Sophie Scheidt présente le premier journal entièrement en langue des signes. Ce programme, “Le 10 minutes” , est diffusé sur le site de M6.
De traductrice à présentatrice, Sophie Scheidt cherche à rendre l’information plus accessible aux personnes handicapées. Sourde de naissance, elle est à l’origine du projet « Le 10 minutes », émission web de M6 entièrement réalisée en langue des signes.
La Feuille : Quel a été votre parcours ?
Sophie Scheidt : J’ai eu la chance de faire toute ma scolarité dans une classe bilingue, en français et en langue des signes. J’ai ensuite intégré un parcours pour devenir interprète. Lorsque j’ai été embauchée dans une agence de traduction, j’ai commencé à m’intéresser à l’accessibilité des lieux publics pour les personnes sourdes. On était aussi l’une des seules entreprises à traduire les actualités. Lorsqu’elle a fermé, j’ai eu des difficultés à retrouver un travail. Avec mon collègue Olivier Calcada, nous avons décidé de créer notre propre structure de traduction Vice-Versa, qui existe depuis trois ans et demi.
Comment avez-vous intégré l’émission « Le 10 minutes » de M6 ?

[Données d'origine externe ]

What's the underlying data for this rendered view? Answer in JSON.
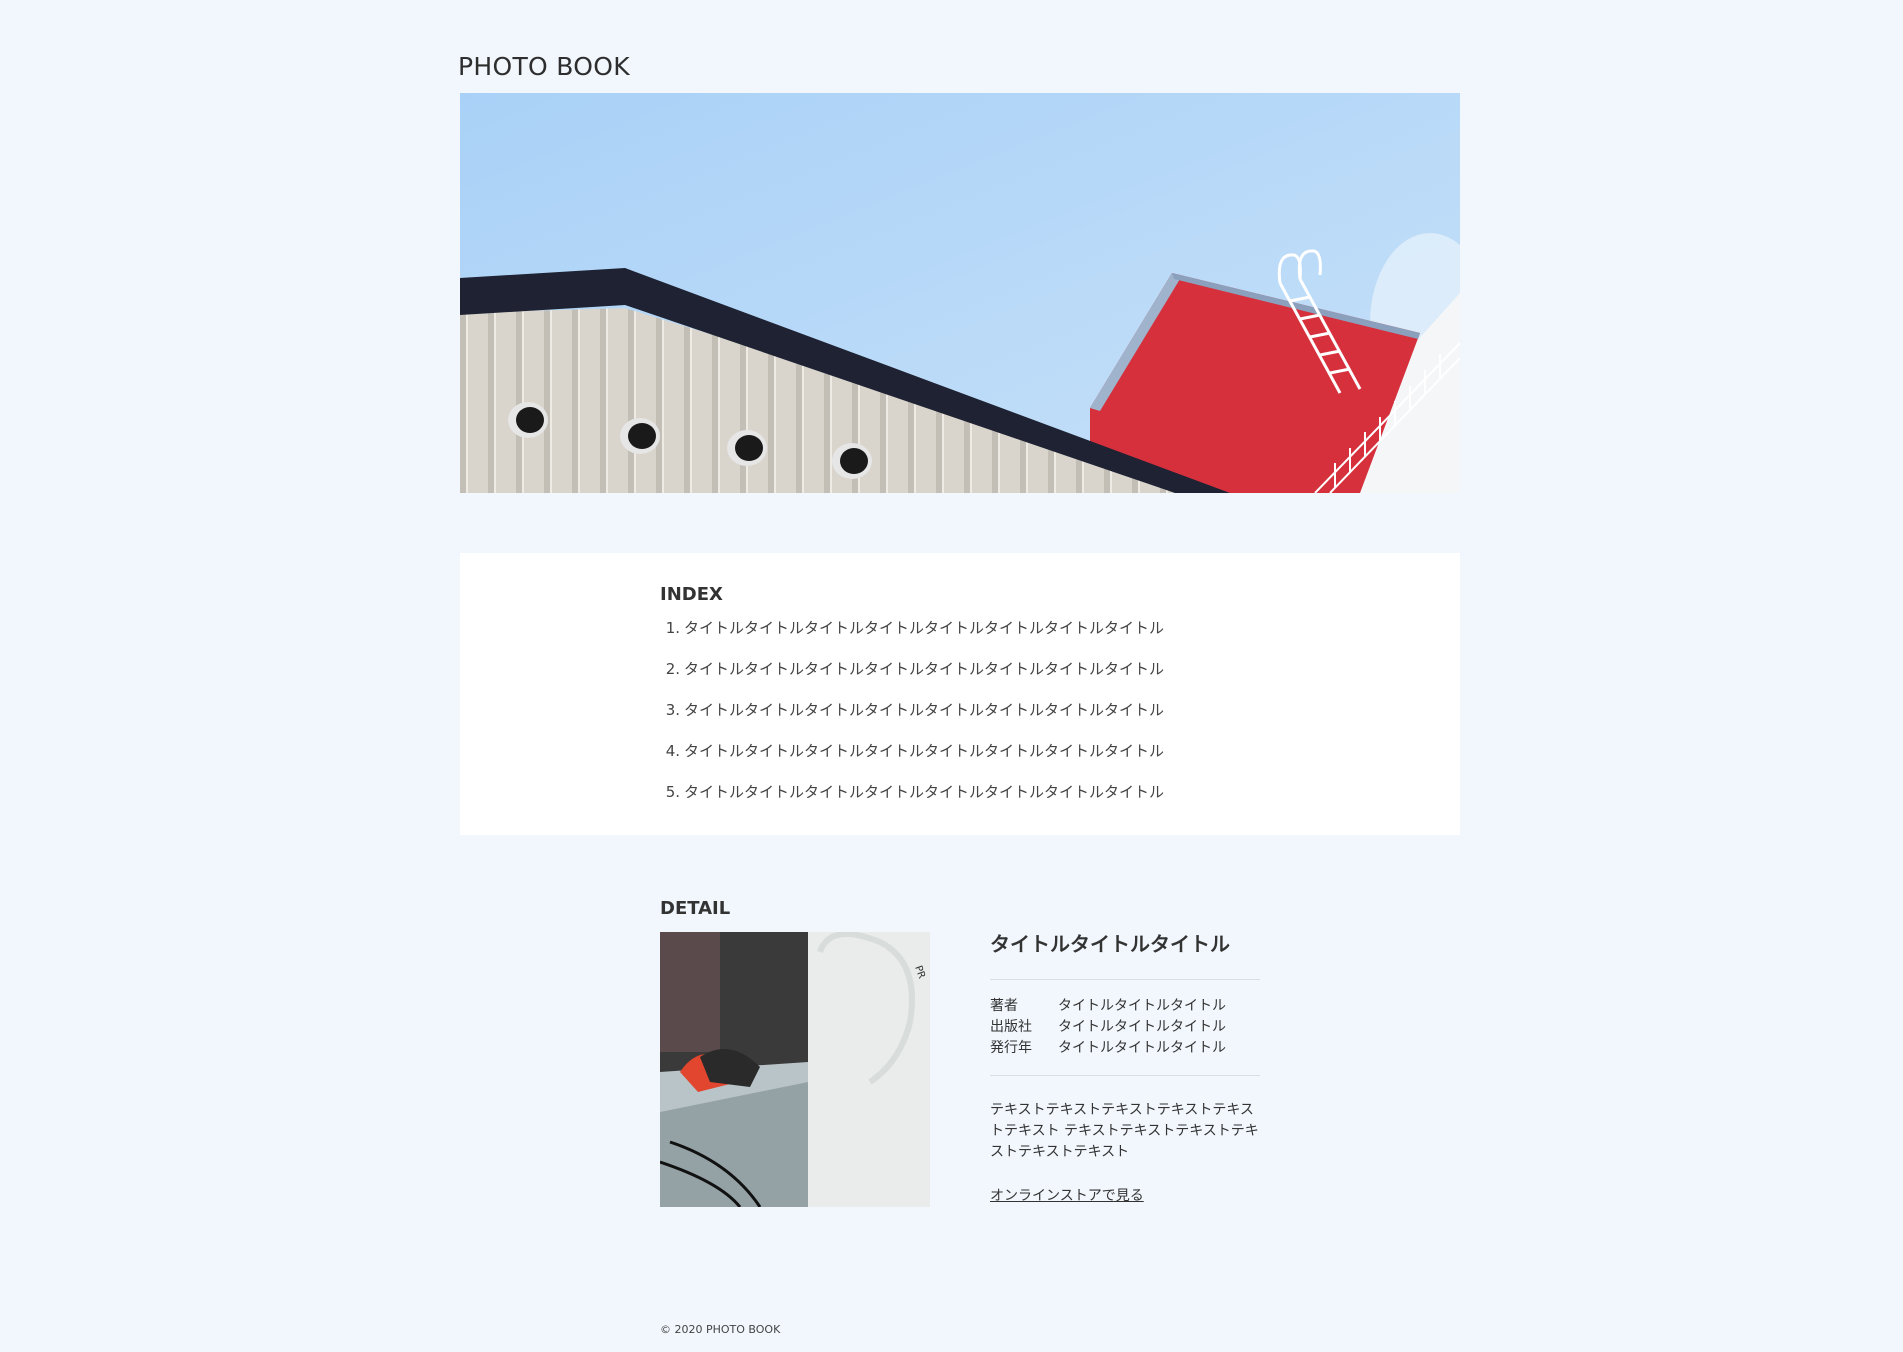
{
  "header": {
    "site_title": "PHOTO BOOK"
  },
  "hero": {
    "image": "building-rooftop-photo",
    "colors": {
      "sky": "#b4d6f7",
      "roof": "#1d2130",
      "wall": "#d8d4cc",
      "red_building": "#d8303d"
    }
  },
  "index": {
    "heading": "INDEX",
    "items": [
      {
        "number": "1.",
        "title": "タイトルタイトルタイトルタイトルタイトルタイトルタイトルタイトル"
      },
      {
        "number": "2.",
        "title": "タイトルタイトルタイトルタイトルタイトルタイトルタイトルタイトル"
      },
      {
        "number": "3.",
        "title": "タイトルタイトルタイトルタイトルタイトルタイトルタイトルタイトル"
      },
      {
        "number": "4.",
        "title": "タイトルタイトルタイトルタイトルタイトルタイトルタイトルタイトル"
      },
      {
        "number": "5.",
        "title": "タイトルタイトルタイトルタイトルタイトルタイトルタイトルタイトル"
      }
    ]
  },
  "detail": {
    "heading": "DETAIL",
    "image": "book-cover-photo",
    "book_title": "タイトルタイトルタイトル",
    "meta": [
      {
        "label": "著者",
        "value": "タイトルタイトルタイトル"
      },
      {
        "label": "出版社",
        "value": "タイトルタイトルタイトル"
      },
      {
        "label": "発行年",
        "value": "タイトルタイトルタイトル"
      }
    ],
    "description": "テキストテキストテキストテキストテキストテキスト テキストテキストテキストテキストテキストテキスト",
    "store_link": "オンラインストアで見る"
  },
  "footer": {
    "copyright": "© 2020 PHOTO BOOK"
  }
}
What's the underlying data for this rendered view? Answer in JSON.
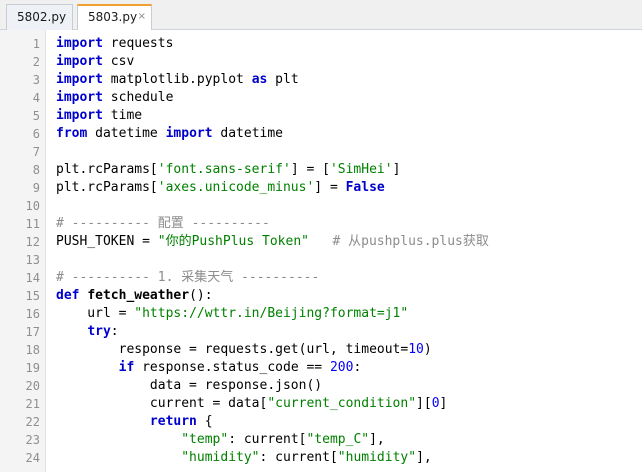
{
  "tabs": [
    {
      "label": "5802.py",
      "active": false
    },
    {
      "label": "5803.py",
      "active": true,
      "close": "×"
    }
  ],
  "code_lines": [
    {
      "n": "1",
      "tokens": [
        {
          "t": "import",
          "c": "kw"
        },
        {
          "t": " requests",
          "c": ""
        }
      ]
    },
    {
      "n": "2",
      "tokens": [
        {
          "t": "import",
          "c": "kw"
        },
        {
          "t": " csv",
          "c": ""
        }
      ]
    },
    {
      "n": "3",
      "tokens": [
        {
          "t": "import",
          "c": "kw"
        },
        {
          "t": " matplotlib.pyplot ",
          "c": ""
        },
        {
          "t": "as",
          "c": "kw"
        },
        {
          "t": " plt",
          "c": ""
        }
      ]
    },
    {
      "n": "4",
      "tokens": [
        {
          "t": "import",
          "c": "kw"
        },
        {
          "t": " schedule",
          "c": ""
        }
      ]
    },
    {
      "n": "5",
      "tokens": [
        {
          "t": "import",
          "c": "kw"
        },
        {
          "t": " time",
          "c": ""
        }
      ]
    },
    {
      "n": "6",
      "tokens": [
        {
          "t": "from",
          "c": "kw"
        },
        {
          "t": " datetime ",
          "c": ""
        },
        {
          "t": "import",
          "c": "kw"
        },
        {
          "t": " datetime",
          "c": ""
        }
      ]
    },
    {
      "n": "7",
      "tokens": []
    },
    {
      "n": "8",
      "tokens": [
        {
          "t": "plt.rcParams[",
          "c": ""
        },
        {
          "t": "'font.sans-serif'",
          "c": "str"
        },
        {
          "t": "] = [",
          "c": ""
        },
        {
          "t": "'SimHei'",
          "c": "str"
        },
        {
          "t": "]",
          "c": ""
        }
      ]
    },
    {
      "n": "9",
      "tokens": [
        {
          "t": "plt.rcParams[",
          "c": ""
        },
        {
          "t": "'axes.unicode_minus'",
          "c": "str"
        },
        {
          "t": "] = ",
          "c": ""
        },
        {
          "t": "False",
          "c": "kw"
        }
      ]
    },
    {
      "n": "10",
      "tokens": []
    },
    {
      "n": "11",
      "tokens": [
        {
          "t": "# ---------- 配置 ----------",
          "c": "cmt"
        }
      ]
    },
    {
      "n": "12",
      "tokens": [
        {
          "t": "PUSH_TOKEN = ",
          "c": ""
        },
        {
          "t": "\"你的PushPlus Token\"",
          "c": "str"
        },
        {
          "t": "   ",
          "c": ""
        },
        {
          "t": "# 从pushplus.plus获取",
          "c": "cmt"
        }
      ]
    },
    {
      "n": "13",
      "tokens": []
    },
    {
      "n": "14",
      "tokens": [
        {
          "t": "# ---------- 1. 采集天气 ----------",
          "c": "cmt"
        }
      ]
    },
    {
      "n": "15",
      "tokens": [
        {
          "t": "def",
          "c": "kw"
        },
        {
          "t": " ",
          "c": ""
        },
        {
          "t": "fetch_weather",
          "c": "fn"
        },
        {
          "t": "():",
          "c": ""
        }
      ]
    },
    {
      "n": "16",
      "tokens": [
        {
          "t": "    url = ",
          "c": ""
        },
        {
          "t": "\"https://wttr.in/Beijing?format=j1\"",
          "c": "str"
        }
      ]
    },
    {
      "n": "17",
      "tokens": [
        {
          "t": "    ",
          "c": ""
        },
        {
          "t": "try",
          "c": "kw"
        },
        {
          "t": ":",
          "c": ""
        }
      ]
    },
    {
      "n": "18",
      "tokens": [
        {
          "t": "        response = requests.get(url, timeout=",
          "c": ""
        },
        {
          "t": "10",
          "c": "num"
        },
        {
          "t": ")",
          "c": ""
        }
      ]
    },
    {
      "n": "19",
      "tokens": [
        {
          "t": "        ",
          "c": ""
        },
        {
          "t": "if",
          "c": "kw"
        },
        {
          "t": " response.status_code == ",
          "c": ""
        },
        {
          "t": "200",
          "c": "num"
        },
        {
          "t": ":",
          "c": ""
        }
      ]
    },
    {
      "n": "20",
      "tokens": [
        {
          "t": "            data = response.json()",
          "c": ""
        }
      ]
    },
    {
      "n": "21",
      "tokens": [
        {
          "t": "            current = data[",
          "c": ""
        },
        {
          "t": "\"current_condition\"",
          "c": "str"
        },
        {
          "t": "][",
          "c": ""
        },
        {
          "t": "0",
          "c": "num"
        },
        {
          "t": "]",
          "c": ""
        }
      ]
    },
    {
      "n": "22",
      "tokens": [
        {
          "t": "            ",
          "c": ""
        },
        {
          "t": "return",
          "c": "kw"
        },
        {
          "t": " {",
          "c": ""
        }
      ]
    },
    {
      "n": "23",
      "tokens": [
        {
          "t": "                ",
          "c": ""
        },
        {
          "t": "\"temp\"",
          "c": "str"
        },
        {
          "t": ": current[",
          "c": ""
        },
        {
          "t": "\"temp_C\"",
          "c": "str"
        },
        {
          "t": "],",
          "c": ""
        }
      ]
    },
    {
      "n": "24",
      "tokens": [
        {
          "t": "                ",
          "c": ""
        },
        {
          "t": "\"humidity\"",
          "c": "str"
        },
        {
          "t": ": current[",
          "c": ""
        },
        {
          "t": "\"humidity\"",
          "c": "str"
        },
        {
          "t": "],",
          "c": ""
        }
      ]
    }
  ]
}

S.S. : Dès mes débuts en tant que traductrice, je m’intéressais à l’accès aux médias. On savait à l’époque qu’il y avait un vrai potentiel d’audience derrière. On a eu l’idée de monter un projet et de le proposer à M6. On ne savait pas encore sous quelle forme, mais on voulait rendre l’information accessible. On a donc créé un concept, on a dû chercher des fonds… Petit à petit, les portes se sont ouvertes, les personnes étaient vraiment intéressées par ce projet. « Le 10 minutes » est né. On voulait qu’il soit sur Internet pour le rendre plus accessible. Olivier et moi-même en sommes les présentateurs. Notre but n’était pas de parler de handicap, on n’évoque presque jamais le mot, mais de développer un programme accessible aux personnes sourdes.
Est-ce que cette initiative peut banaliser les questions liées au handicap dans les médias ?
S.S. : Oui bien sûr ! L’objectif n’était pas de se mettre en avant. J’ai eu la chance d’avoir pu faire de longues études, mais la France accuse un grand retard : beaucoup de personnes sourdes sont illettrées ou en échec scolaire. Aujourd’hui, la jeune génération a accès aux nouvelles technologies. Grâce à l’émission, elle peut s’imaginer plus facilement un avenir. Le but était aussi de créer un nouveau modèle d’émission, qui puisse durer dans le temps, car on n’est pas immortel. [Rires]
Considérez-vous que les journalistes sont « tous les mêmes » ?
S.S. : Il est vrai que sur les chaînes télé, il y a des codes, des choses assez normées. Par exemple, on ne voit pas souvent des personnes d’outre-mer ou des personnes qui ont des accents. Les sourds sont aussi absents des écrans. Même si on a une culture et une langue minoritaires, je me sens Française avant tout. Je pense que certaines initiatives, comme celle de M6, participent à l’inclusion de l’ensemble de nos cultures. On aimerait que les présentateurs sourds soient plus nombreux.